Wintery Knight argues,

When it comes to same-sex marriage, we have to defend traditional marriage using secular arguments and secular evidence. We have to show how same-sex marriage undermines religious liberty. We have to show how same-sex marriage undermines marital norms like exclusivity and permanence. We have to show how same-sex marriage harms children by depriving them of a mother or a father or both. And so on. We have to defend the goodness of traditional marriage.


  1. Celebrating same-sex unions is bad for children
  2. Celebrating same-sex unions is bad for public health
  3. Celebrating same-sex unions is bad for business and religious liberty

Christians and conservatives should also continue to work on repairing our culture of marriage in other ways.  The latest redefinition was not the first blow to marriage, or perhaps even the most consequential.  Via Wintery Knight, check out “Five Myths about No-Fault Divorce”, Stephen Baskerville.
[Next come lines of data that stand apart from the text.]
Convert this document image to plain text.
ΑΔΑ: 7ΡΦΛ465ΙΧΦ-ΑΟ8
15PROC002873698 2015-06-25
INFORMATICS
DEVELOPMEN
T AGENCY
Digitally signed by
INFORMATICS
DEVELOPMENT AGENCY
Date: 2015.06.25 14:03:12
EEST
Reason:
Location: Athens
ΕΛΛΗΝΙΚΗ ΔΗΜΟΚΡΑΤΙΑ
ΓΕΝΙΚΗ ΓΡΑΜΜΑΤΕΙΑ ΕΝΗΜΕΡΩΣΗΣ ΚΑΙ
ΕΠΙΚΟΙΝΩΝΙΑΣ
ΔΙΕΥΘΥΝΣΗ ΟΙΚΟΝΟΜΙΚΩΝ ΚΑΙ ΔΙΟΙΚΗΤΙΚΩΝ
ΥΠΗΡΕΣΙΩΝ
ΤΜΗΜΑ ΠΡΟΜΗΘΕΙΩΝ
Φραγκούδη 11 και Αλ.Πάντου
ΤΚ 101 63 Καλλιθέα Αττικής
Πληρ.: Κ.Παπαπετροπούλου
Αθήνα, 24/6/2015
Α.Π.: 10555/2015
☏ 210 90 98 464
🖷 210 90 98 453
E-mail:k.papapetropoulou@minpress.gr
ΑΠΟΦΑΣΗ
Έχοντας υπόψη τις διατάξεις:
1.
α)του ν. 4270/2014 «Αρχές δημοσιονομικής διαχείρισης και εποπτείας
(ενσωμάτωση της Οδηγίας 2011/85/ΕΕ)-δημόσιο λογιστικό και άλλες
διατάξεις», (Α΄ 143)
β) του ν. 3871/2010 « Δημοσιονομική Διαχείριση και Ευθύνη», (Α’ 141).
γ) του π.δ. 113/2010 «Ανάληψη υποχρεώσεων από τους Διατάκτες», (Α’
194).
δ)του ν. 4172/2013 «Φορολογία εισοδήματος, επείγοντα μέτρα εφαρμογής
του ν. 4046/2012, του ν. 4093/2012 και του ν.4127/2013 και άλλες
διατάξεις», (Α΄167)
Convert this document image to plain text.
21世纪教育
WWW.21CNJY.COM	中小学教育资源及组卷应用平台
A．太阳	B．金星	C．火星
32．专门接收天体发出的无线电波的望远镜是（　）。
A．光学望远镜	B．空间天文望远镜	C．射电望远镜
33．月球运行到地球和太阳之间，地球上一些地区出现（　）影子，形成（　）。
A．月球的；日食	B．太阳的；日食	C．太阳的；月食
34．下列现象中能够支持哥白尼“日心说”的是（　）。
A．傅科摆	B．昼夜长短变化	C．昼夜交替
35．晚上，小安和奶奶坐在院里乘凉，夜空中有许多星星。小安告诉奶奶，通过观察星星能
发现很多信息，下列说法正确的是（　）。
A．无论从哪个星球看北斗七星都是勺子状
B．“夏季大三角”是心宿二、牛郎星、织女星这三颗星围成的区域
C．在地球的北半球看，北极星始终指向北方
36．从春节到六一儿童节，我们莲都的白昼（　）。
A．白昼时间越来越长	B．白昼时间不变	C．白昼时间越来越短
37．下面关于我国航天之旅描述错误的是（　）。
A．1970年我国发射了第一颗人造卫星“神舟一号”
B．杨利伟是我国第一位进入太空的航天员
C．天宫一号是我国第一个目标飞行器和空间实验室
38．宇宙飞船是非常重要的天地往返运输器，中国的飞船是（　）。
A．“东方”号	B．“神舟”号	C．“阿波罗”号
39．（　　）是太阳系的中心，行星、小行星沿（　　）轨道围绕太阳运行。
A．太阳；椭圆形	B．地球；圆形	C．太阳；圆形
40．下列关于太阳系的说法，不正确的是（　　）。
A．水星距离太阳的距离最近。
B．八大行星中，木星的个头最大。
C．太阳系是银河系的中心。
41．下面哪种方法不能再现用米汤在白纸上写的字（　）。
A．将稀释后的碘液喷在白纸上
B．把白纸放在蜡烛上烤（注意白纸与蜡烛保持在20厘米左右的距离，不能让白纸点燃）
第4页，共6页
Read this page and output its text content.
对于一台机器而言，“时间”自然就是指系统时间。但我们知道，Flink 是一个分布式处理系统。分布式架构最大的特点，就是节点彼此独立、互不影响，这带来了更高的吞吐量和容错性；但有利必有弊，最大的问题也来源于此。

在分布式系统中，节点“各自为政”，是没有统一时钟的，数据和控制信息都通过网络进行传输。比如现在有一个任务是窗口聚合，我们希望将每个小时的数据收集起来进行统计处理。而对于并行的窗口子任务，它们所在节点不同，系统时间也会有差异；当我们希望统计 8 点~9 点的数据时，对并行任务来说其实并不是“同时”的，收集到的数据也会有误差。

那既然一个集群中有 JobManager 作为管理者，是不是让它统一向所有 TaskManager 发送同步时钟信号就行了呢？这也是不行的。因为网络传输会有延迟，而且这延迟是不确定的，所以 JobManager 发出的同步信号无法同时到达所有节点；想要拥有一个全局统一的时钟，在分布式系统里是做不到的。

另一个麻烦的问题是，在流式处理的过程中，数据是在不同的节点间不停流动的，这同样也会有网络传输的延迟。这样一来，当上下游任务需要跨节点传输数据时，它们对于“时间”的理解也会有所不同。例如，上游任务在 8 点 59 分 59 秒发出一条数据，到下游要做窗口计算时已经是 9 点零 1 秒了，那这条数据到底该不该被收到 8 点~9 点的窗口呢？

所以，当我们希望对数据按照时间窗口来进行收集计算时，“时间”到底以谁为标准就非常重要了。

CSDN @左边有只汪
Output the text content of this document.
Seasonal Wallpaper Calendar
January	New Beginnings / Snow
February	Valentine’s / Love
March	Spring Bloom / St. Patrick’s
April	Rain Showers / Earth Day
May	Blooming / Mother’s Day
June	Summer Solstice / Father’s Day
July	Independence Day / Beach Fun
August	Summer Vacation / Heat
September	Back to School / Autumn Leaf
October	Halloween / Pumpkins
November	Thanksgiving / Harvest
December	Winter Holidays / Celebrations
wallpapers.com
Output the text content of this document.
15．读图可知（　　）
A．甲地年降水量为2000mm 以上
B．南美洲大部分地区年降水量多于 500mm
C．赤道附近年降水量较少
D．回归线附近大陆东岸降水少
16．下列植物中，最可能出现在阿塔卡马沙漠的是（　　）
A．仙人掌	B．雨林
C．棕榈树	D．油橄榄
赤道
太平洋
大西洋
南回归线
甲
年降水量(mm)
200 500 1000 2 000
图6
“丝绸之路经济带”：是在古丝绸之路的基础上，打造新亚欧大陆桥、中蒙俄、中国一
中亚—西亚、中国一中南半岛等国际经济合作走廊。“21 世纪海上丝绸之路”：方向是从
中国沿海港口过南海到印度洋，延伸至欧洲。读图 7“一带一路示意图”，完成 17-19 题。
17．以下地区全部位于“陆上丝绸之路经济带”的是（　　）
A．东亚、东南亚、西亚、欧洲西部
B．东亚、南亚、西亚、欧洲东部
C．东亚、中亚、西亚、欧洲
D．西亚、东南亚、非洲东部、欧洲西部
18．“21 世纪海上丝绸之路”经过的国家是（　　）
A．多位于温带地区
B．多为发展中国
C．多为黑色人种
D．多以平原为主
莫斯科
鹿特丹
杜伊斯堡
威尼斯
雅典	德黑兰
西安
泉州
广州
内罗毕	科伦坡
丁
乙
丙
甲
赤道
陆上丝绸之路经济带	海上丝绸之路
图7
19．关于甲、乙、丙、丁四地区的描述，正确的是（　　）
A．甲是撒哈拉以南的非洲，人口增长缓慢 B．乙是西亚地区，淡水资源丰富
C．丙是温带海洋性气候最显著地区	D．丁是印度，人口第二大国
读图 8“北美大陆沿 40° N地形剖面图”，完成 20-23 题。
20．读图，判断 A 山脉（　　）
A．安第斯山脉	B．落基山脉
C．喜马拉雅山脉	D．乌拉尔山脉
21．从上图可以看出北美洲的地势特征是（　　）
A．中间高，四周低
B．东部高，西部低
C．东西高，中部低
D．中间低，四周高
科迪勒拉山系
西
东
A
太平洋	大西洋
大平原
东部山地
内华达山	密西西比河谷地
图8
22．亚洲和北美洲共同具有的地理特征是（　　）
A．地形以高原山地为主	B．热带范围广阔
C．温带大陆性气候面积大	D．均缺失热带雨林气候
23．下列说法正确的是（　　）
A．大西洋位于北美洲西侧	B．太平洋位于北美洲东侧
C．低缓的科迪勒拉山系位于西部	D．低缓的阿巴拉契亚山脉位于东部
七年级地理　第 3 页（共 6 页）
Messages from the Mythical argues,

Alternate versions of marriage to the traditional heterosexual one can only exist as alternatives to the standard.  If the standard erodes away, or is legislated out of existence, those marriages also will disintegrate.

She links to “The Ambiguous Quest for Marriage Equality”, Adam J. MacLeod, who argues,

If [proponents of “marriage equality”] are asking for governments to make marriage and same-sex couples the same in law, then they are asking for governments to eliminate the incidents of marriage that connect children to their natural parents. If same-sex “marriage” proponents are not asking governments to eliminate those legal securities for children, then they are not asking for full marriage equality.

America’s Watchtower offers a novel perspective: “Could the Supreme Court’s gay marriage ruling set the stage to justify national concealed carry reciprocity?”

  There is however one difference between these two issues and it is a glaring one: whereas the Second Amendment is actually mentioned in the Constitution the issue of marriage is not which means that if either issue should be left up to the purview of the States it should be marriage and not the right to keep and bear arms for that is a universal right protected by the Constitution.

Heinlein-inspired libertarian and novelist Sarah Hoyt writes,

I want to emphasize that as a supporter of SSM (And polygamy, and any other contract been free, consenting adults) I never supported judicial activism, much less supreme court activism or turning the constitution into a sort of tea leaf reading show.

I will confess too that the thing that worries me most about this decision is the fact the window I’m typing in has a rainbow flag up top, courtesy of WordPress.  That kind of bizarre triumphalism, of tribal cheering makes me uncomfortable and ALWAYS ends in tears.

Spellchek has a point.

It’s somewhat interesting to see the right do their best to pin the blame on the activist SCOTUS judges. . . . Really? They’re simply doing what they were put in place to do. So who’s to blame? Per usual, the American electorate that installed the same POTUS fool twice giving him the power to make those appointments. Tired of hearing that elections have consequences?

Triggerman discusses how

it’s an interesting decision, considering that it rips many of the precedents it cites right out of their context and twists them into submission to try to make them fit.

2 Responses to “More Responses to Obergefell vs. Hodges

  1. madblog Says:

    I am honored. And great work putting it all together!